LINS, Osman. Nove, novena. 4ª. ed. São Paulo: Cia. das Letras, 1994, p. 98.
Uma mulher mergulhou em mim lá pelo meio da noite. Acordei repleta e ensopada. Ela se atirou sem medo em minhas águas. Confessou: um pouco atrasada. E se imbuiu de mares e se tingiu das cores dos peixes e das algas. E soltou seus cabelos. Exibiu sua nudez, sem pejo e sem vexame. E decretou novo estado de prazer e lucidez.
(Mariza Helena Ribeiro Facci Ruiz www.jperegrino.com.br)
Poema de poeta grego que dialoga com O deserto dos tártaros
À ESPERA DOS BÁRBAROS-Konstantinos Kaváfis
O que esperamos na ágora reunidos?
É que os bárbaros chegam hoje.
Por que tanta apatia no senado? Os senadores não legislam mais?
É que os bárbaros chegam hoje. Que leis hão de fazer os senadores?
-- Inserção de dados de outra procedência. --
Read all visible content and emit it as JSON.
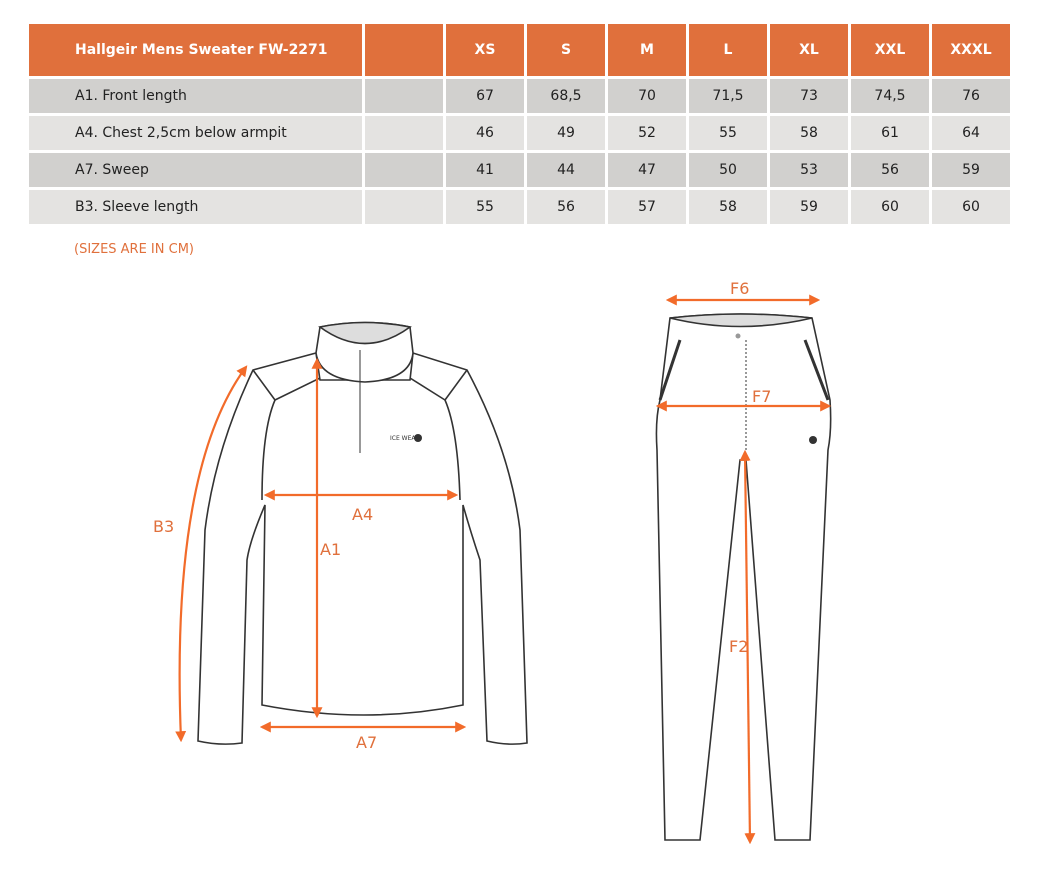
{
  "table": {
    "title": "Hallgeir Mens Sweater FW-2271",
    "sizes": [
      "XS",
      "S",
      "M",
      "L",
      "XL",
      "XXL",
      "XXXL"
    ],
    "rows": [
      {
        "label": "A1. Front length",
        "values": [
          "67",
          "68,5",
          "70",
          "71,5",
          "73",
          "74,5",
          "76"
        ]
      },
      {
        "label": "A4. Chest 2,5cm below armpit",
        "values": [
          "46",
          "49",
          "52",
          "55",
          "58",
          "61",
          "64"
        ]
      },
      {
        "label": "A7. Sweep",
        "values": [
          "41",
          "44",
          "47",
          "50",
          "53",
          "56",
          "59"
        ]
      },
      {
        "label": "B3. Sleeve length",
        "values": [
          "55",
          "56",
          "57",
          "58",
          "59",
          "60",
          "60"
        ]
      }
    ]
  },
  "note": "(SIZES ARE IN CM)",
  "diagram": {
    "sweater_labels": {
      "a1": "A1",
      "a4": "A4",
      "a7": "A7",
      "b3": "B3"
    },
    "pants_labels": {
      "f6": "F6",
      "f7": "F7",
      "f2": "F2"
    },
    "logo_text": "ICE WEAR"
  },
  "colors": {
    "accent": "#E0703C",
    "row_dark": "#D1D0CE",
    "row_light": "#E4E3E1"
  }
}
Os bárbaros que chegam as farão.
Por que o imperador se ergueu tão cedo e de coroa solene se assentou em seu trono, à porta magna da cidade?
É que os bárbaros chegam hoje. O nosso imperador conta saudar o chefe deles. Tem pronto para dar-lhe um pergaminho no qual estão escritos muitos nomes e títulos.
Por que hoje os dois cônsules e os pretores usam togas de púrpura, bordadas, e pulseiras com grandes ametistas e anéis com tais brilhantes e esmeraldas? Por que hoje empunham bastões tão preciosos de ouro e prata finamente cravejados?
É que os bárbaros chegam hoje, tais coisas os deslumbram.
Por que não vêm os dignos oradores derramar o seu verbo como sempre?
É que os bárbaros chegam hoje e aborrecem arengas, eloqüências.
Por que subitamente esta inquietude? (Que seriedade nas fisionomias!) Por que tão rápido as ruas se esvaziam e todos voltam para casa preocupados?
Porque é já noite, os bárbaros não vêm e gente recém-chegada das fronteiras diz que não há mais bárbaros.
Sem bárbaros o que será de nós? Ah! eles eram uma solução.